Someone would have to answer for that. Grandma Margaret still has custody of me, even though she lets Aggie do all the work, the same way she owns Joe’s Bar and Grill but does nothing except collect a check every month. Margaret owns me and Aggie both, in a way. And Lee should be her responsibility by law, I guess. Maybe they’d charge her for neglect. After all, I did try to tell Margaret. When I was very little, I told her about my sister, but she didn’t believe me and so nobody but me has taken care of Lee all these years.
I’ve done my best, but the state wouldn’t care about that, wouldn’t care that being forced into a foster home with strangers would send Lee wild with fear, that being locked up in a hospital or a psych ward (and I’m sure they’d think she was crazy, mentally challenged, stunted, backward, strange) would probably kill her. I think of her locked up, strapped to a bed, and my chest seizes as if her terror were my terror. She would be an animal caught in a trap, gnawing off her own leg to get free. I don’t know if she could survive it. I don’t know if I could, either.
Because I hide myself as much as I hide my sister. I hide the person I am when I’m with her. When I was a kid it was easier. How I acted in the day wasn’t much different fr
om how I acted at night. Outside of school at least, the kids of Lester roved about, playing in the woods behind someone’s house or alongside the train tracks, fighting with sticks, running races, trying to catch fish in Monday Creek, acting out plays with dead bugs as the actors. But as I got older, there were more and more things that weren’t acceptable or cool, especially for a girl.
I added them all to the secret half of me.
Sometimes I wish I could put the two halves back together. I wish my sister could come and live here, with me and Savannah, in Myron’s house, which the forest is taking back anyway.
I blink sleepily at Savannah, who is smiling down at something on her phone, the screen’s glow reflecting onto her cheeks.

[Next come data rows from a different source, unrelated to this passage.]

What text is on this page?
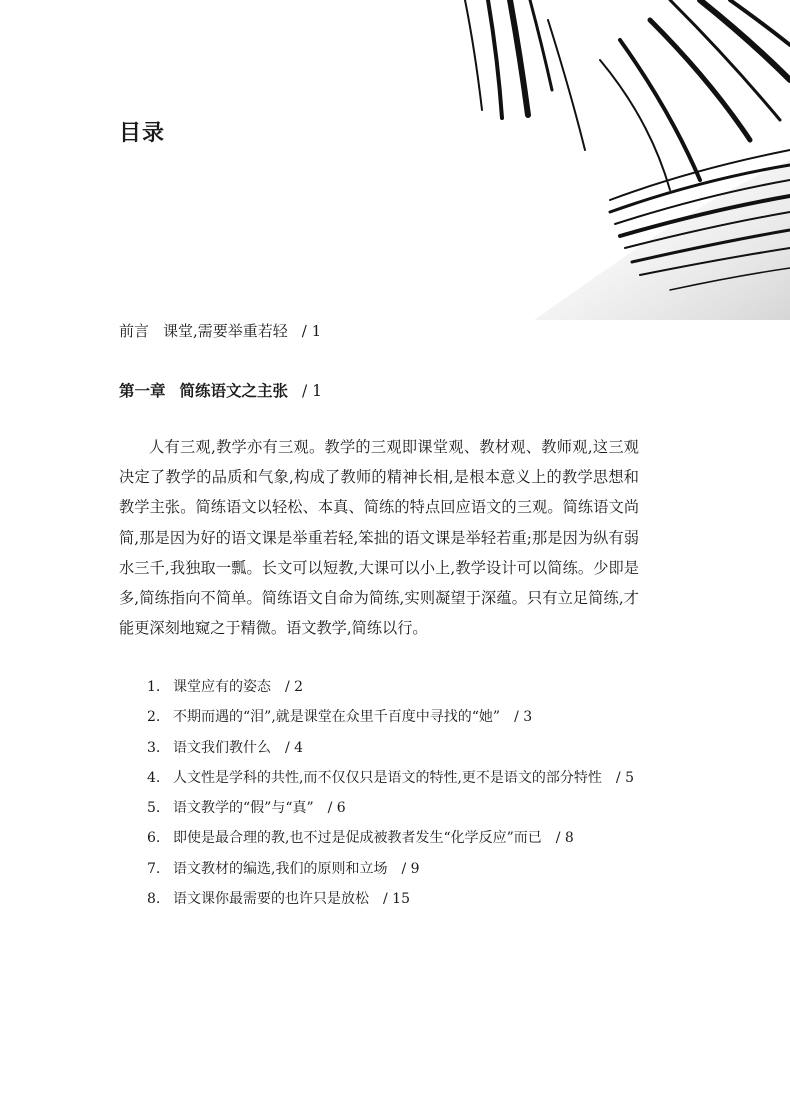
目录
前言 课堂,需要举重若轻 / 1
第一章 简练语文之主张 / 1

人有三观,教学亦有三观。教学的三观即课堂观、教材观、教师观,这三观决定了教学的品质和气象,构成了教师的精神长相,是根本意义上的教学思想和教学主张。简练语文以轻松、本真、简练的特点回应语文的三观。简练语文尚简,那是因为好的语文课是举重若轻,笨拙的语文课是举轻若重;那是因为纵有弱水三千,我独取一瓢。长文可以短教,大课可以小上,教学设计可以简练。少即是多,简练指向不简单。简练语文自命为简练,实则凝望于深蕴。只有立足简练,才能更深刻地窥之于精微。语文教学,简练以行。

1. 课堂应有的姿态 / 2
2. 不期而遇的“泪”,就是课堂在众里千百度中寻找的“她” / 3
3. 语文我们教什么 / 4
4. 人文性是学科的共性,而不仅仅只是语文的特性,更不是语文的部分特性 / 5
5. 语文教学的“假”与“真” / 6
6. 即使是最合理的教,也不过是促成被教者发生“化学反应”而已 / 8
7. 语文教材的编选,我们的原则和立场 / 9
8. 语文课你最需要的也许只是放松 / 15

There is nothing more peaceful than this. Smoke fluttering from her fingertips toward the ceiling. The naked ladies on the wall behind her gazing down protectively, big-breasted angels with ’80s hair.
I feel myself drifting. The ladies blur into a landscape. Bosomy clouds, blond waterfalls. Savannah a distant mountain.

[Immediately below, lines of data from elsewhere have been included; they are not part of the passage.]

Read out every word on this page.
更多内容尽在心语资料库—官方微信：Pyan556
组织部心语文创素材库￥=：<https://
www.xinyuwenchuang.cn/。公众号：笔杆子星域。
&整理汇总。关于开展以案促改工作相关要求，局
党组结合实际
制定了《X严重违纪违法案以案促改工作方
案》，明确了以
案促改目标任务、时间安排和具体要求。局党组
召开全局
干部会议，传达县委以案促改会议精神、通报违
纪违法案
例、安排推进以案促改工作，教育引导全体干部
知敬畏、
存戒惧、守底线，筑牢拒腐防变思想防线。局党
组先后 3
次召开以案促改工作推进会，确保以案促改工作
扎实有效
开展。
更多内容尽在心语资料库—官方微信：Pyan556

I think of my sister, sleeping somewhere in the woods even now. I close my eyes.
* * *
—
I wake to the sound of banging on the wall. I roll over to ask Savannah what’s going on, but she’s gone.
I jump up, heart pounding.
It must be the pastor. He must have followed us here somehow. Must have been watching me. Waiting to break my legs. I run down the hallway, kicking up clouds of plaster dust in my wake. The banging continues.
Then suddenly: silence.
I skid into the kitchen, and there’s Savannah. She’s leaning out the window, elbows on the paint-flaked sill, talking to somebody.
She’s swaying her hips a little side to side. She’s giggling. She’s shed her oversized hoodie, has it wrapped around her waist. Her pink bra straps clash with her olive-green tank.